Many scientists spent a lot of time creating things that destroy all the living and pollute the environment. I think it is time to stop. Humanity will survive if it understands that it is now time to get rid of the results of the military confrontation of the two systems. Many people already agree that environmental conflicts must be solved and ecological catastrophes must be prevented on moral ground. A new world outlook must be created. But one must always remember that we do not have a lot of time to create a new, nature-friendly world view. It must be created before the Earth and its civilisation is destroyed. Therefor, we must work together. Working together will help us save the time and come up with a good result. We must reject the old stereotypes, state secrets that do not protect people but pose a real threat to humanity.

The world is in need of a complex plan of environmental salvation, where the actions, common for all countries, would conceit with the local, national actions. Nobody will survive alone.

That was our view of environmental problems when we in Bellona started to work on the report, “The Russian Northern Fleet. Sources of Radioactive Contamination.” Bellona is a small group. We set a goal of solving a regional problem related to accumulation of nuclear fuel and radioactive waste in the Barents Sea region and in the White Sea region.

It is not only a problem of the Russian territories and of people who lived in Murmansk and Arkhangel’sk regions. It is a problem of Scandinavia and of Europe. It is a problem of the northern seas and oceans. In no other region in the world the density of nuclear instalments is as high as there. In no other region in the world the spent nuclear fuel and radioactive waste are stored in such terrible conditions. In no other sea region there are as many decommissioned nuclear submarines that contain nuclear fuel in their reactors.

I don’t know of another region where as many potentially nuclear and radioactive dangerous activities would be carried out on a daily basis. And finally, we don’t know where there would be as many nuclear sites that are not controlled not only by international, but not even by Russian State safety inspections in the field of nuclear energy. These reasons, let alone the reasons I have not named here, kept us from being ignorant to the situation in the Kola Peninsula and Severodvinsk.

As we worked on our report, we encountered a counteraction of the old system, which Russia inherited from the Soviet Union. The military industrial complex, the army and the Federal Security Service (FSB – KGB) are spine of this system. At the moment, they are losing their society status and their influence on people. The young generation is not as afraid of the security services as were the Soviet people in the times of Stalin and Andropov. And many don’t like this. In the FSB investigators’ offices, I saw portraits of Lenin and Dzerzhinsky. These people are nostalgic; they wait for the old times to come back.

Russia has not yet become a civilised righteous country. The fact that fascist, nationalistic and anti-Semitic ideologies are widespread and getting stronger testifies that in Russia, the movement towards a civil society has stopped. The ideas to revive the totalitarian regime and dictatorship (“the strong hand,” – “law and order”) as a priority way to solve social and economical problems gains more and more support and finds its ways into the Russian society.

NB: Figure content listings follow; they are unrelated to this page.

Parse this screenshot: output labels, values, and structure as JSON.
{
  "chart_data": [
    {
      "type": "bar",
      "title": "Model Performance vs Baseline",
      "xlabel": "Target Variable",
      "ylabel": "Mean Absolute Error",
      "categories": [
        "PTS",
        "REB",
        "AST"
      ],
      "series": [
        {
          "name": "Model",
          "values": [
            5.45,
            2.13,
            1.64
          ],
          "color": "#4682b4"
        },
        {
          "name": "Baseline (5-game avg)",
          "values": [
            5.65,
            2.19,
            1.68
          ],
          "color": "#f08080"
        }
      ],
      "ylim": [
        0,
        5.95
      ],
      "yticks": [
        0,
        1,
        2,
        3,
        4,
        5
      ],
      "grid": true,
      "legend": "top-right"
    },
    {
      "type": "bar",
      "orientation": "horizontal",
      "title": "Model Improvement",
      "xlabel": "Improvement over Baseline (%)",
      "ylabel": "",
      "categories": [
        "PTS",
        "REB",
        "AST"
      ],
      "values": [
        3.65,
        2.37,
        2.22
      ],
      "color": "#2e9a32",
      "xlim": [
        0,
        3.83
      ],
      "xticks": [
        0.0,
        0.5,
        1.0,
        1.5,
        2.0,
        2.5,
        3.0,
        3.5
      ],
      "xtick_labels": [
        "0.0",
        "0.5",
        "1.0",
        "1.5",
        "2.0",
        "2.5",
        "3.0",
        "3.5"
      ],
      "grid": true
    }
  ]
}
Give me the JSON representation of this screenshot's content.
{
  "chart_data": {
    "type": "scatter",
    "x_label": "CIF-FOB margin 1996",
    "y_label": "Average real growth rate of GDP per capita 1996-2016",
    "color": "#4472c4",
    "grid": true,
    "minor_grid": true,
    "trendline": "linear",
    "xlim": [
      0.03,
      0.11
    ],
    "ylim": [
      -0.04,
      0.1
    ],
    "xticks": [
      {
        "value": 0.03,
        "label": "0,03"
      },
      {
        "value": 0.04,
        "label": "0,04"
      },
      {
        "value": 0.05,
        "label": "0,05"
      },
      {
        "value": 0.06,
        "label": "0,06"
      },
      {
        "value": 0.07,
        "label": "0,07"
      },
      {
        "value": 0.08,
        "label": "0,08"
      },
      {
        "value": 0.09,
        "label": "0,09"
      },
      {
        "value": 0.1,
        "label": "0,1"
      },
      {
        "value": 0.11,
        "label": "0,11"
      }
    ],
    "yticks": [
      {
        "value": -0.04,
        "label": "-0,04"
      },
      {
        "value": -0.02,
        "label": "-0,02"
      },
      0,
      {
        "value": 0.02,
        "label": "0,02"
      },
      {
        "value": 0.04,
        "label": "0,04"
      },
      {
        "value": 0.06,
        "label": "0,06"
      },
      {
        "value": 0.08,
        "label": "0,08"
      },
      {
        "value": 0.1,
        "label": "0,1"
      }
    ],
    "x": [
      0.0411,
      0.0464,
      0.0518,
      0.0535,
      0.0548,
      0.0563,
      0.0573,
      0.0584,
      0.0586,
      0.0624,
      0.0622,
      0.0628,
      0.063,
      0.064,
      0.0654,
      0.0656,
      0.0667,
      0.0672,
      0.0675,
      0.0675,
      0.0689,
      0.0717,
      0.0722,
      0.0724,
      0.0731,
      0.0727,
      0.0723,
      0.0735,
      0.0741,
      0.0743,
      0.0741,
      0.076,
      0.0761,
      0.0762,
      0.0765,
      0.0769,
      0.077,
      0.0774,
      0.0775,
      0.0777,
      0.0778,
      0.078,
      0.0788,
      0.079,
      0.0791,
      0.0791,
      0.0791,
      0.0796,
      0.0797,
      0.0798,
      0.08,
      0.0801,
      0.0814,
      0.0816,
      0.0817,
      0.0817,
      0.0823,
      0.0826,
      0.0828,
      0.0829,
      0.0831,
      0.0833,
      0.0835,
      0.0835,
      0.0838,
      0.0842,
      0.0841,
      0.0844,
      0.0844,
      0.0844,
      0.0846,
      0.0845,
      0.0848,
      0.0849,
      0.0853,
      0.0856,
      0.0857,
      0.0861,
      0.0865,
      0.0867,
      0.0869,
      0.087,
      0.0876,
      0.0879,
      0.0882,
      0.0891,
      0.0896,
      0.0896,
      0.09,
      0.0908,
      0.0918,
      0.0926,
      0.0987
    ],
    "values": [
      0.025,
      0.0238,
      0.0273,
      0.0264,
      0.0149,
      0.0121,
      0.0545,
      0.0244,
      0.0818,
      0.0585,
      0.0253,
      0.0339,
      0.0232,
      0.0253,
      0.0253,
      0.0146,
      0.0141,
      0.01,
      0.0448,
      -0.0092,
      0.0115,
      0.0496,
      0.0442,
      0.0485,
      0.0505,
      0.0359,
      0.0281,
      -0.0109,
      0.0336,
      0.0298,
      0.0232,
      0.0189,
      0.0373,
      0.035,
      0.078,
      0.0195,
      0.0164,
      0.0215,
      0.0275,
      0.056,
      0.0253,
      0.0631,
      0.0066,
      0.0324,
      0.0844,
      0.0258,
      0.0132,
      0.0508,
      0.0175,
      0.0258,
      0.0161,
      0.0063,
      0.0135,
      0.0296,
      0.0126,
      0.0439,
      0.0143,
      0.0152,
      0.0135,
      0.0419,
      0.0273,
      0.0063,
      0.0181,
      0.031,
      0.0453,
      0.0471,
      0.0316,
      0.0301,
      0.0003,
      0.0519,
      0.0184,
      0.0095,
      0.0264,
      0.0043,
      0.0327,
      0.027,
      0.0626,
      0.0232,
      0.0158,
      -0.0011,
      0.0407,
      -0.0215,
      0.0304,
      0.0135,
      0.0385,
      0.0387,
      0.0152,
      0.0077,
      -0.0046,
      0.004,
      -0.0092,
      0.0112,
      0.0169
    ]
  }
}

As I finish my speech, I would like to make an offer to you and other U.S. scientists. First of all, we should announce open cooperation and help between the countries in the field of safe usage of nuclear energy or any other energy that is dangerous to humans and to environment. In other words, the United States and other countries should share all their achievements in the field of safety with Russia, and vice versa. We must remember that the nuclear threat has no borders.

And second, in order to stop the threat of reviving a totalitarian regime in Russia, you should ask the politicians who care about the democratic development of the world to see maintenance and growth of the grounds for democratic society in Russia as a priority.

I wish you all good health. Thank you for your attention.